The backlash wasn’t quiet. It was loud, coordinated, and deliberate.
Across the country, diversity, equity, and inclusion programs have become political targets. Major corporations that once made public commitments to justice have started walking them back under pressure. Jobs have been eliminated, goals erased, and values rewritten. The question is no longer who promised to do better. The question is: who meant it?
In Minnesota, we are seeing two very different answers.
Earlier this year, Target, one of the state’s largest and most recognizable companies, dismantled key elements of its DEI infrastructure. The company eliminated leadership roles focused on equity, ended partnerships with external DEI consultants, and disbanded its Racial Equity Action and Change committee. This shift came after months of pressure, including boycotts and political attacks.
What followed was a decline in foot traffic, a drop in consumer trust, and a growing sense of disillusionment. Target’s silence spoke volumes. The same company that once stood at the forefront of corporate social responsibility after the murder of George Floyd was now retreating, without explanation or clarity. Leadership, it seemed, had chosen safety over courage.
But just a few miles away in Eagan, another Minnesota institution was making a very different choice.
The Minnesota Vikings recently held their fourth annual Diversity Coaching Summit. The program, created and led by Assistant Head Coach Mike Pettine, brings early-career coaches from underrepresented backgrounds into the heart of NFL operations. Participants spend three days immersed in the work, attending practices, meeting with senior staff, giving presentations, and building the relationships that are often the difference between a closed door and an open one.
And they are doing it without a mandate from the league. In fact, while the NFL paused its own diversity accelerator program this year, the Vikings pressed forward. There was, as Pettine put it, “never any doubt” that the summit would continue.

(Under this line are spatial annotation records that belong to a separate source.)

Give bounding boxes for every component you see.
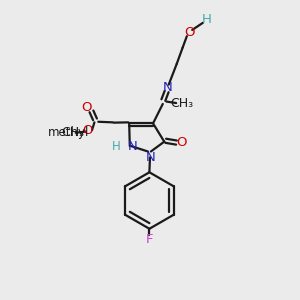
Text: N: N — [162, 81, 172, 94]
Text: H: H — [202, 13, 212, 26]
Text: CH₃: CH₃ — [170, 98, 194, 110]
Text: methyl: methyl — [48, 126, 89, 139]
Text: N: N — [127, 140, 137, 153]
Text: O: O — [82, 101, 92, 114]
Text: O: O — [176, 136, 187, 149]
Text: CH₃: CH₃ — [61, 126, 84, 139]
Text: N: N — [146, 151, 155, 164]
Text: F: F — [146, 233, 153, 246]
Text: O: O — [82, 124, 93, 137]
Text: H: H — [112, 140, 121, 153]
Text: O: O — [184, 26, 194, 39]
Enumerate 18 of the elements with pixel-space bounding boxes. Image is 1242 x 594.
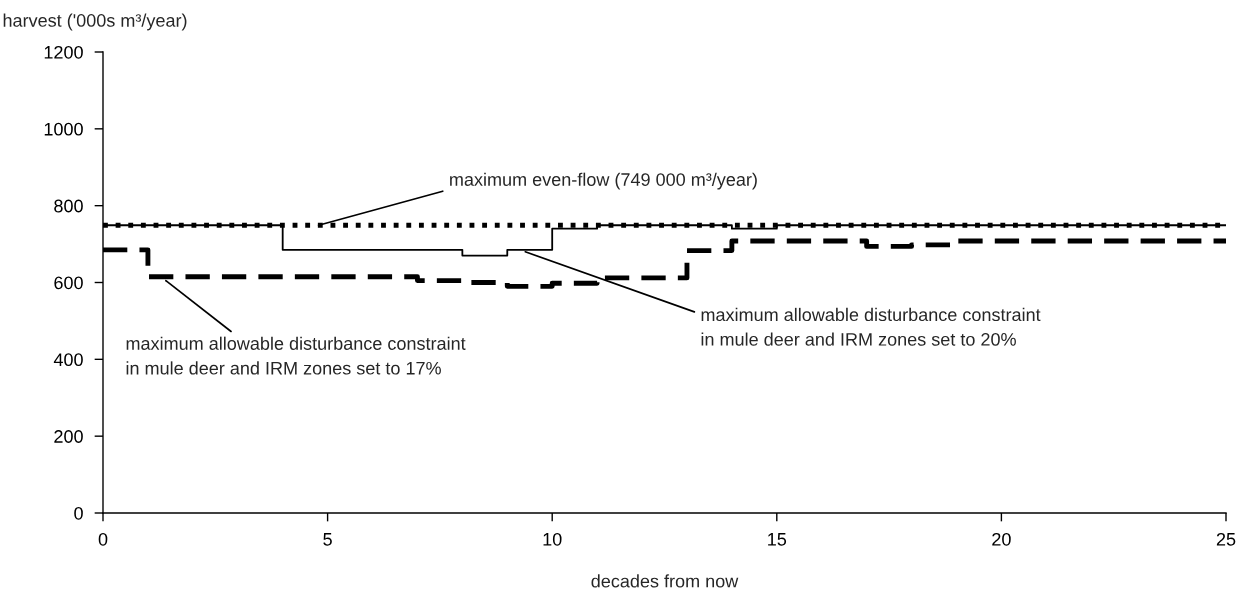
x-tick-label: 10 <box>543 532 562 546</box>
annotation: maximum allowable disturbance constraint in mule deer and IRM zones set to 20% <box>701 307 1041 346</box>
y-tick-label: 1200 <box>44 45 83 59</box>
y-tick-label: 800 <box>54 199 83 213</box>
y-tick-label: 0 <box>74 506 83 520</box>
y-tick-label: 600 <box>54 276 83 290</box>
annotation: maximum allowable disturbance constraint in mule deer and IRM zones set to 17% <box>126 336 466 375</box>
y-tick-label: 400 <box>53 353 83 367</box>
y-tick-label: 200 <box>54 430 83 443</box>
x-tick-label: 20 <box>992 532 1011 546</box>
x-tick-label: 25 <box>1216 532 1236 546</box>
y-axis-title: harvest ('000s m³/year) <box>3 13 187 31</box>
x-tick-label: 0 <box>98 532 108 546</box>
annotation: maximum even-flow (749 000 m³/year) <box>450 172 757 190</box>
x-axis-title: decades from now <box>591 574 739 588</box>
x-tick-label: 5 <box>323 533 332 546</box>
x-tick-label: 15 <box>768 533 787 546</box>
y-tick-label: 1000 <box>44 122 83 136</box>
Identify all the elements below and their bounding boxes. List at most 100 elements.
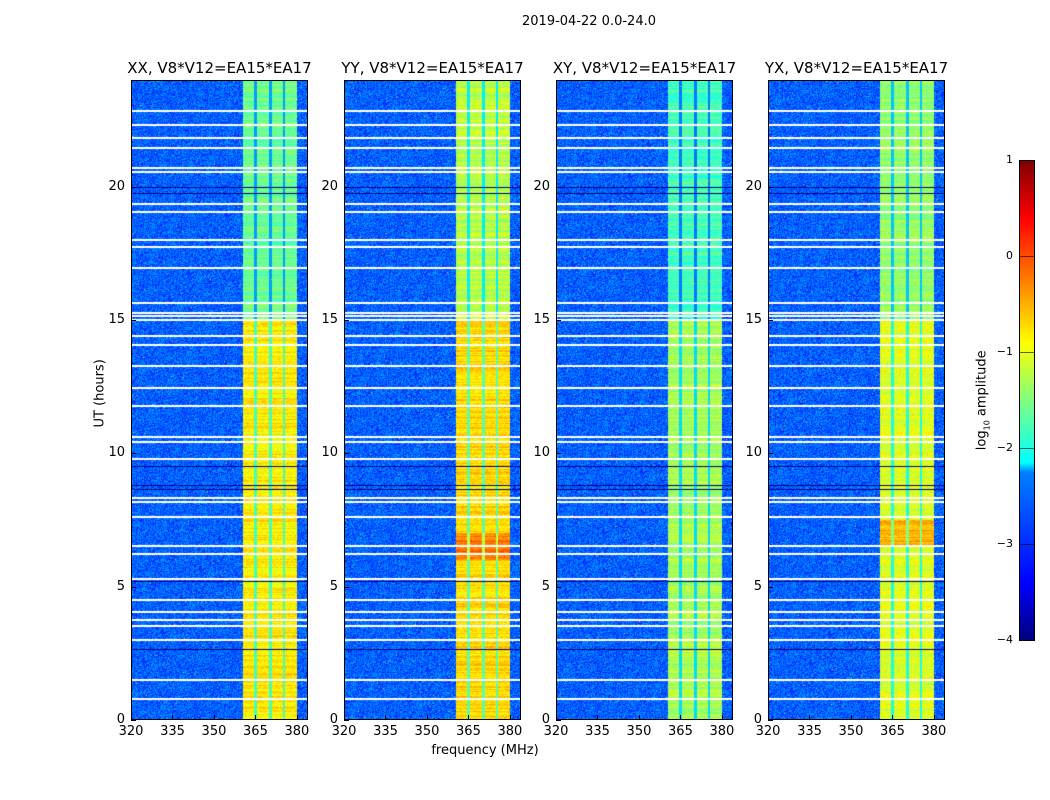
x-tick [172, 715, 174, 720]
y-tick-label: 10 [108, 445, 125, 461]
heatmap-image [132, 81, 307, 719]
y-tick-label: 20 [533, 178, 550, 194]
heatmap-image [769, 81, 944, 719]
x-tick-label: 350 [838, 724, 864, 739]
x-tick [556, 715, 557, 720]
y-tick-label: 15 [745, 312, 762, 327]
x-tick-label: 335 [585, 724, 610, 739]
y-tick [556, 586, 561, 588]
y-tick [131, 186, 136, 188]
y-tick [768, 720, 773, 721]
x-tick-label: 350 [626, 724, 652, 739]
y-tick-label: 15 [108, 312, 125, 327]
x-tick [468, 715, 470, 720]
y-tick [131, 586, 136, 588]
y-tick [344, 453, 349, 455]
x-tick-label: 380 [709, 724, 735, 739]
y-tick-label: 20 [745, 178, 762, 194]
x-tick [344, 715, 345, 720]
x-tick-label: 350 [414, 724, 440, 739]
x-tick [213, 715, 215, 720]
panel-title: XX, V8*V12=EA15*EA17 [127, 59, 312, 77]
x-tick-label: 380 [497, 724, 523, 739]
y-axis-label: UT (hours) [92, 359, 108, 428]
x-tick [426, 715, 428, 720]
y-tick [768, 186, 773, 188]
x-tick [385, 715, 387, 720]
colorbar-label-rest: amplitude [974, 350, 990, 421]
x-tick [933, 715, 935, 720]
y-tick-label: 0 [329, 712, 338, 727]
y-tick [768, 453, 773, 455]
figure-title: 2019-04-22 0.0-24.0 [522, 14, 656, 29]
heatmap-image [557, 81, 732, 719]
y-tick [556, 720, 561, 721]
x-tick [768, 715, 769, 720]
x-tick [680, 715, 682, 720]
colorbar-tick-label: −2 [996, 441, 1013, 454]
colorbar-tick [1019, 256, 1035, 257]
y-tick-label: 5 [541, 578, 550, 594]
colorbar-tick-label: −3 [996, 537, 1013, 550]
x-tick [721, 715, 723, 720]
y-tick-label: 15 [321, 312, 338, 327]
y-tick [768, 320, 773, 321]
x-tick-label: 320 [755, 724, 781, 739]
y-tick-label: 5 [753, 578, 762, 594]
heatmap-panel [344, 80, 521, 720]
y-tick-label: 10 [321, 445, 338, 461]
x-tick [255, 715, 257, 720]
panel-title: YX, V8*V12=EA15*EA17 [764, 59, 949, 77]
panel-title: XY, V8*V12=EA15*EA17 [552, 59, 737, 77]
x-tick [509, 715, 511, 720]
y-tick [768, 586, 773, 588]
y-tick [131, 720, 136, 721]
x-tick [597, 715, 599, 720]
x-axis-label: frequency (MHz) [431, 743, 539, 758]
x-tick [850, 715, 852, 720]
y-tick-label: 10 [533, 445, 550, 461]
y-tick-label: 10 [745, 445, 762, 461]
colorbar-tick [1019, 448, 1035, 449]
x-tick-label: 335 [373, 724, 398, 739]
heatmap-image [345, 81, 520, 719]
y-tick [556, 320, 561, 321]
heatmap-panel [556, 80, 733, 720]
colorbar-tick [1019, 640, 1035, 641]
heatmap-panel [768, 80, 945, 720]
y-tick-label: 0 [541, 712, 550, 727]
colorbar-tick-label: 0 [1006, 249, 1013, 262]
y-tick-label: 20 [321, 178, 338, 194]
x-tick-label: 335 [797, 724, 822, 739]
colorbar-tick-label: 1 [1006, 153, 1013, 166]
x-tick [131, 715, 132, 720]
y-tick [344, 186, 349, 188]
x-tick-label: 335 [160, 724, 185, 739]
x-tick [892, 715, 894, 720]
x-tick-label: 320 [118, 724, 144, 739]
colorbar-tick-label: −1 [996, 345, 1013, 358]
x-tick [296, 715, 298, 720]
y-tick [344, 720, 349, 721]
x-tick-label: 365 [668, 724, 693, 739]
y-tick-label: 15 [533, 312, 550, 327]
y-tick-label: 0 [753, 712, 762, 727]
y-tick [131, 453, 136, 455]
y-tick [556, 186, 561, 188]
colorbar-tick [1019, 544, 1035, 545]
colorbar-label-sub: 10 [982, 420, 992, 431]
y-tick [556, 453, 561, 455]
y-tick [344, 586, 349, 588]
y-tick-label: 0 [116, 712, 125, 727]
colorbar-tick-label: −4 [996, 633, 1013, 646]
colorbar-tick [1019, 160, 1035, 161]
x-tick-label: 380 [284, 724, 310, 739]
x-tick [809, 715, 811, 720]
colorbar-tick [1019, 352, 1035, 353]
y-tick [344, 320, 349, 321]
x-tick-label: 365 [880, 724, 905, 739]
heatmap-panel [131, 80, 308, 720]
x-tick-label: 380 [921, 724, 947, 739]
y-tick-label: 5 [116, 578, 125, 594]
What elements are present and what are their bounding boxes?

That is what leadership looks like.
This commitment did not come out of nowhere. It is supported at every level of the organization, from owners Zygi and Mark Wilf, to Head Coach Kevin O’Connell, to General Manager Kwesi Adofo-Mensah. Their support is not symbolic. It is structural. It is sustained. And it is working.
In a league long criticized for its lack of diversity in coaching and front office roles, the Vikings are showing what intentional investment can do. Not just for one team, but for the entire culture of the sport. And they are doing it right here in Minnesota.
I do not write this as a football analyst. I write this as a young Black woman, an attorney, and someone who has seen firsthand how often doors are closed to those who do not fit the mold. I have watched organizations abandon their values as soon as they become inconvenient. I have heard the language of equity reduced to branding.
But I have also seen what happens when people choose to stand firm.
The contrast between Target and the Vikings is not just about corporate decisions. It is about who we trust to lead us forward. One company responded to pressure by cutting ties and cutting back. The other responded by doubling down and showing up.
Target helped set the standard for corporate equity in 2020. But in 2025, that standard is being rewritten by the Vikings.
In moments like this, we learn what leadership really means. It is not about what you say when the world is watching. It is about what you do when the pressure rises, when the cameras turn away, and when the easy thing is to step back.
The Vikings did not step back. They stepped forward.
And in doing so, they have reminded us that equity is not a trend. It is a test. One that Minnesota, and America, is still taking.